Las Vegas Sun

April 24, 2024

THE B.S.:

Bruce Spotleson: New museum revives Las Vegas’ mob history

A night full of Italian-American memories at the Mob Experience.

bruce

Bruce Spotleson

VEGAS INC Coverage

Not long ago, one of our other sister magazines carried a feature about being born and raised here. It was a popular piece, mostly because natives are so hard to find.

Census figures tell us that three out of every four adults residing in our metro area were born outside Nevada. I’m one of the three, having landed here only 15 years ago.

Relocation runs in the family. Back in 1909, the man who would become my grandfather left Italy for America, finally settling in Youngstown, Ohio. The steel mills there were doing a lot of hiring in the early 20th century, and so Vincenzo Spatolisano found employment. His last name got garbled on an early paycheck, but immigrants rarely wanted to cause a scene, and so the new version stuck.

The Youngstown of my early childhood was often defined primarily by the signature aroma of the mill furnaces, but I also have more pleasant summertime memories of fireflies, ponds and amusement parks. Because so many immigrants had found work there, it was a true melting pot of cultures. Although in my own family circle, it seemed the world belonged mostly to Italian-Americans.

Outside of the tight-knit family unit, it seemed Italian-Americans had an even higher profile. Music. Movies. Sports. And, in that time and place, organized crime. Youngstown had just a few things going on in this regard.

The numbers still astound me: the mob was connected to more than 90 bombings and 11 murders in Youngstown during the 1950s and 1960s.
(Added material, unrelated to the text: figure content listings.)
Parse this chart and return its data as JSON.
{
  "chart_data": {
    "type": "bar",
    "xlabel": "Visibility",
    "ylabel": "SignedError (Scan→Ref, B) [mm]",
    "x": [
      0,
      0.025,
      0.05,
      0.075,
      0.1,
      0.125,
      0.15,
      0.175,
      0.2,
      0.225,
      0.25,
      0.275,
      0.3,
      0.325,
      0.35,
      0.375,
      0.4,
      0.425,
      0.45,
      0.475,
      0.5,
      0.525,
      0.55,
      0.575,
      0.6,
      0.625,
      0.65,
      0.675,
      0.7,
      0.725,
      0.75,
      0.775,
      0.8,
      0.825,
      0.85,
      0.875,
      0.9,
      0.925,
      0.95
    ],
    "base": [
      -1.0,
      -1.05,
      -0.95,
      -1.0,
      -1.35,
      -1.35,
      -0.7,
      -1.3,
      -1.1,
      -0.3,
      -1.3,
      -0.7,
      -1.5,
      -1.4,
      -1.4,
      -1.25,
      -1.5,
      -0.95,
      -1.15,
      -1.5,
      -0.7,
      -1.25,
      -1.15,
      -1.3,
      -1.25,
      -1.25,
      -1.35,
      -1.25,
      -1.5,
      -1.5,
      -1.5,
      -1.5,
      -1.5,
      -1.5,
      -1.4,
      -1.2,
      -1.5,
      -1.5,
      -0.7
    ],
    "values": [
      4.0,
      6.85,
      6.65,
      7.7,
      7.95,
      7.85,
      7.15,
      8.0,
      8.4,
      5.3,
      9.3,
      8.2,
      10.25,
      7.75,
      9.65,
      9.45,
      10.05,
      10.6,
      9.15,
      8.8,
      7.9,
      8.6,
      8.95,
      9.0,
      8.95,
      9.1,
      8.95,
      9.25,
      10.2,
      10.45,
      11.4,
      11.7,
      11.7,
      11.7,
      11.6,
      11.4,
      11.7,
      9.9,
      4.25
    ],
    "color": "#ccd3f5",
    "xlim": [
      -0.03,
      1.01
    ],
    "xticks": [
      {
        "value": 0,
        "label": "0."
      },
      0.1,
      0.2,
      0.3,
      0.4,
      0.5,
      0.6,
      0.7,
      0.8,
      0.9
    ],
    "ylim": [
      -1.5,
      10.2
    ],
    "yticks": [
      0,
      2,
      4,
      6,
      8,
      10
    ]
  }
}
A 1963 article on the topic in the Saturday Evening Post said the city was also known as “Murdertown.”

I came of age as a newspaper reader on the Youngstown Vindicator, then an afternoon newspaper that more than 90 percent of the homes in my neighborhood subscribed to. I recall a few sports stories in the paper back then, but I remember only one photograph. It was a picture of part of a leg hanging from a telephone pole, the result of a mob hit that blew its intended victim and his 11-year-old son to smithereens.
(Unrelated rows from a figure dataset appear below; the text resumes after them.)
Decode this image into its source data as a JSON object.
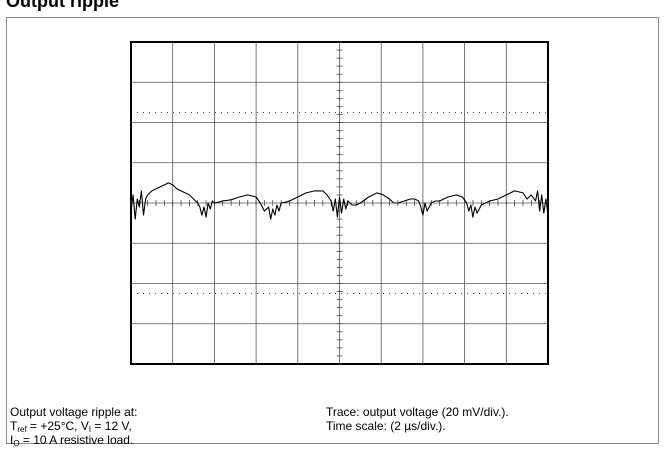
{
  "title": "Output ripple",
  "caption_left": {
    "line1": "Output voltage ripple at:",
    "line2": {
      "t_main": "T",
      "t_sub": "ref",
      "t_rest": " = +25°C, V",
      "v_sub": "I",
      "v_rest": " = 12 V,"
    },
    "line3": {
      "i_main": "I",
      "i_sub": "O",
      "i_rest": " = 10 A resistive load."
    }
  },
  "caption_right": {
    "line1": "Trace: output voltage (20 mV/div.).",
    "line2": "Time scale: (2 µs/div.)."
  },
  "chart_data": {
    "type": "line",
    "title": "",
    "xlabel": "",
    "ylabel": "",
    "grid": true,
    "divisions": {
      "x": 10,
      "y": 8
    },
    "xlim": [
      0,
      10
    ],
    "ylim": [
      -4,
      4
    ],
    "series": [
      {
        "values": [
          [
            0.0,
            -0.2
          ],
          [
            0.05,
            0.2
          ],
          [
            0.1,
            -0.4
          ],
          [
            0.15,
            0.1
          ],
          [
            0.2,
            -0.1
          ],
          [
            0.25,
            0.3
          ],
          [
            0.3,
            -0.3
          ],
          [
            0.35,
            0.1
          ],
          [
            0.4,
            0.2
          ],
          [
            0.5,
            0.3
          ],
          [
            0.6,
            0.35
          ],
          [
            0.7,
            0.4
          ],
          [
            0.8,
            0.45
          ],
          [
            0.9,
            0.5
          ],
          [
            1.0,
            0.45
          ],
          [
            1.1,
            0.35
          ],
          [
            1.2,
            0.3
          ],
          [
            1.3,
            0.25
          ],
          [
            1.4,
            0.2
          ],
          [
            1.5,
            0.1
          ],
          [
            1.6,
            0.0
          ],
          [
            1.65,
            -0.1
          ],
          [
            1.7,
            -0.3
          ],
          [
            1.75,
            -0.1
          ],
          [
            1.8,
            -0.35
          ],
          [
            1.85,
            0.0
          ],
          [
            1.9,
            -0.15
          ],
          [
            1.95,
            0.05
          ],
          [
            2.0,
            0.0
          ],
          [
            2.1,
            0.02
          ],
          [
            2.2,
            0.05
          ],
          [
            2.4,
            0.08
          ],
          [
            2.6,
            0.15
          ],
          [
            2.8,
            0.2
          ],
          [
            3.0,
            0.15
          ],
          [
            3.1,
            0.0
          ],
          [
            3.2,
            -0.2
          ],
          [
            3.3,
            -0.1
          ],
          [
            3.35,
            -0.4
          ],
          [
            3.4,
            -0.15
          ],
          [
            3.45,
            -0.3
          ],
          [
            3.5,
            -0.05
          ],
          [
            3.55,
            -0.2
          ],
          [
            3.6,
            0.0
          ],
          [
            3.7,
            0.02
          ],
          [
            3.8,
            0.05
          ],
          [
            4.0,
            0.15
          ],
          [
            4.2,
            0.25
          ],
          [
            4.4,
            0.3
          ],
          [
            4.6,
            0.3
          ],
          [
            4.7,
            0.2
          ],
          [
            4.8,
            0.05
          ],
          [
            4.85,
            -0.2
          ],
          [
            4.9,
            0.1
          ],
          [
            4.95,
            -0.35
          ],
          [
            5.0,
            0.15
          ],
          [
            5.05,
            -0.25
          ],
          [
            5.1,
            0.1
          ],
          [
            5.15,
            -0.15
          ],
          [
            5.2,
            0.05
          ],
          [
            5.3,
            -0.05
          ],
          [
            5.4,
            -0.05
          ],
          [
            5.5,
            0.0
          ],
          [
            5.7,
            0.15
          ],
          [
            5.9,
            0.25
          ],
          [
            6.05,
            0.2
          ],
          [
            6.2,
            0.1
          ],
          [
            6.3,
            0.0
          ],
          [
            6.4,
            0.0
          ],
          [
            6.55,
            0.05
          ],
          [
            6.7,
            0.1
          ],
          [
            6.8,
            0.1
          ],
          [
            6.9,
            0.05
          ],
          [
            6.95,
            -0.1
          ],
          [
            7.0,
            -0.3
          ],
          [
            7.05,
            0.0
          ],
          [
            7.1,
            -0.2
          ],
          [
            7.2,
            0.0
          ],
          [
            7.3,
            0.05
          ],
          [
            7.4,
            0.05
          ],
          [
            7.5,
            0.1
          ],
          [
            7.6,
            0.15
          ],
          [
            7.8,
            0.2
          ],
          [
            7.95,
            0.15
          ],
          [
            8.05,
            0.0
          ],
          [
            8.1,
            -0.2
          ],
          [
            8.15,
            -0.05
          ],
          [
            8.2,
            -0.35
          ],
          [
            8.25,
            -0.1
          ],
          [
            8.3,
            -0.25
          ],
          [
            8.4,
            -0.05
          ],
          [
            8.5,
            0.0
          ],
          [
            8.6,
            0.05
          ],
          [
            8.8,
            0.1
          ],
          [
            9.0,
            0.2
          ],
          [
            9.2,
            0.3
          ],
          [
            9.4,
            0.25
          ],
          [
            9.5,
            0.1
          ],
          [
            9.6,
            0.2
          ],
          [
            9.7,
            0.05
          ],
          [
            9.75,
            0.3
          ],
          [
            9.8,
            -0.2
          ],
          [
            9.85,
            0.2
          ],
          [
            9.9,
            -0.25
          ],
          [
            9.95,
            0.1
          ],
          [
            10.0,
            -0.3
          ]
        ]
      }
    ]
  }
}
Such bad behavior was of course not restricted to Italian-Americans, but it seemed like they were always nearby, always associated with news that left quite an impression on us kids. It was kind of a crazy thing to grow up with in a town that really wasn’t all that large.

So when concrete plans were conceived for a couple of large museums memorializing long-ago mob activity in Las Vegas, I knew I’d have to be there, see what it was all about. The first one, the Mob Experience at the Tropicana, officially opened for business a few weeks ago.
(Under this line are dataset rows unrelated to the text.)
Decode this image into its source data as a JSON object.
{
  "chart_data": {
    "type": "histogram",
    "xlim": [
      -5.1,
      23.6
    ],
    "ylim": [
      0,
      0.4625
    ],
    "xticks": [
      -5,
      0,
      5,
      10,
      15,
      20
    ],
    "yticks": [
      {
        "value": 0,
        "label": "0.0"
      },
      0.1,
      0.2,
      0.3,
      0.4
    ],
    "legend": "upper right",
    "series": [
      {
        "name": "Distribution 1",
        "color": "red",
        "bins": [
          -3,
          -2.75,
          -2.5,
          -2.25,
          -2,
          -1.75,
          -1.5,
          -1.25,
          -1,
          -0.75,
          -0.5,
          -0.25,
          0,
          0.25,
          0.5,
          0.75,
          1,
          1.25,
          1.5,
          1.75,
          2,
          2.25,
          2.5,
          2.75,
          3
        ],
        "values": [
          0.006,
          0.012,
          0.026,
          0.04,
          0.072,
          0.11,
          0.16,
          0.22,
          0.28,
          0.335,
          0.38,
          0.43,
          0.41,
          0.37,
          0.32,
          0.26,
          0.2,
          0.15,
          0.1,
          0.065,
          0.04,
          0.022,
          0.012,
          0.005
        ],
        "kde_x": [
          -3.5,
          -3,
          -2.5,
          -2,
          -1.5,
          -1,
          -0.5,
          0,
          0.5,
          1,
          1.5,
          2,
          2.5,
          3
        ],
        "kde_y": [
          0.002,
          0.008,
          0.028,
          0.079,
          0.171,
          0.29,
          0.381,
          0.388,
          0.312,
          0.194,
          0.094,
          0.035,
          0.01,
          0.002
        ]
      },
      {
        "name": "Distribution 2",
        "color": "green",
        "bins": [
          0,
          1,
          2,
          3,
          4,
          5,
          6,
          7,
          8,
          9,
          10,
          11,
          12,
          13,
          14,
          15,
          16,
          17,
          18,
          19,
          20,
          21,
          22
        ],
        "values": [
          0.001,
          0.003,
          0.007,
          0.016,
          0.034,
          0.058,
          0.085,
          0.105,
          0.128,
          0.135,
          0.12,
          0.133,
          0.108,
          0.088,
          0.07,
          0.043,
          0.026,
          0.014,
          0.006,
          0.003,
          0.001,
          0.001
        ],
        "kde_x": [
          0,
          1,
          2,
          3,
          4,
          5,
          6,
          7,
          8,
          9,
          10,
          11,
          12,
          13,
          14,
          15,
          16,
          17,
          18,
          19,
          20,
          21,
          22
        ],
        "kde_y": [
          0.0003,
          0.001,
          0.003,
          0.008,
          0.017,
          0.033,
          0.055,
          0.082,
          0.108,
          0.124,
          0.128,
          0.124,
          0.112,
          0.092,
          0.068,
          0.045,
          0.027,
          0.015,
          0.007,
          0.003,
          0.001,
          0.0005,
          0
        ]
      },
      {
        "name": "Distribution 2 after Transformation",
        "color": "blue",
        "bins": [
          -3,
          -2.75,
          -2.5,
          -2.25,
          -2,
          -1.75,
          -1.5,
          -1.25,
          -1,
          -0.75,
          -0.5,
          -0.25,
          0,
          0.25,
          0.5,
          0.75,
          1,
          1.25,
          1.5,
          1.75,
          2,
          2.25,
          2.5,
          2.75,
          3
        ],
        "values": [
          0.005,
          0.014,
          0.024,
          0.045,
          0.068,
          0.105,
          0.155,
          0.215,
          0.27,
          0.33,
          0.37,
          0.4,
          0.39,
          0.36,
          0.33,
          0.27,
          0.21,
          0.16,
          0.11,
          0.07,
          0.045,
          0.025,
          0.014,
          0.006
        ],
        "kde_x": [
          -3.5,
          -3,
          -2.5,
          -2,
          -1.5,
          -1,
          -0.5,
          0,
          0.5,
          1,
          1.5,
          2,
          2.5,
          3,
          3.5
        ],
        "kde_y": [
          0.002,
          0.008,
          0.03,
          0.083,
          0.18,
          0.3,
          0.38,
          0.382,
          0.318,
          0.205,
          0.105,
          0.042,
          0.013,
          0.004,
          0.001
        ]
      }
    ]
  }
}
I had a family member visiting, so I invited her along for the opening night tour. On the way, she innocently inquired as to whether the mob was still controlling the hotels and casinos here, a question that I am often asked by visitors but which still never fails to surprise me.

No, the mob is not involved anymore, I said. And these are like other large businesses now, I told her, many of them publicly held companies managed by some of the best and brightest minds in the nation. I’m not sure she believed the part about the mob control. Whatever.

The remodeled Tropicana looks very nice these days. When we arrived at the Mob Experience for the event, I was taken by how bright, large and tourist friendly it was.

There, we saw depictions of big-name bad guys, explanations on how their systems worked and mementos from their era. Actors James Caan and Mickey Rourke even played hosts in some cool holographic films.

Italian-American troublemakers were obviously well represented. But no splatters of blood, no scenes of the collateral damage that often took lives of the innocent and certainly no photos of legs hanging from telephone poles.

As promoted, it’s pretty much a factual representation of an era that today seems so long ago and far away. An era that most local residents have no actual firsthand memory of, since the overwhelming majority didn’t live here then. Or simply weren’t born yet.

We’ll have to wait and see how the next museum performs in this regard, but at the Mob Experience, at least, the bad guys aren’t deified. Which is as it should be, because they were no less ruthless than the dreaded gangs of today, who have brought so much pain to so many people.

Still, I left the Mob Experience that night with a funny impression. It really did remind me of my childhood. And that’s something.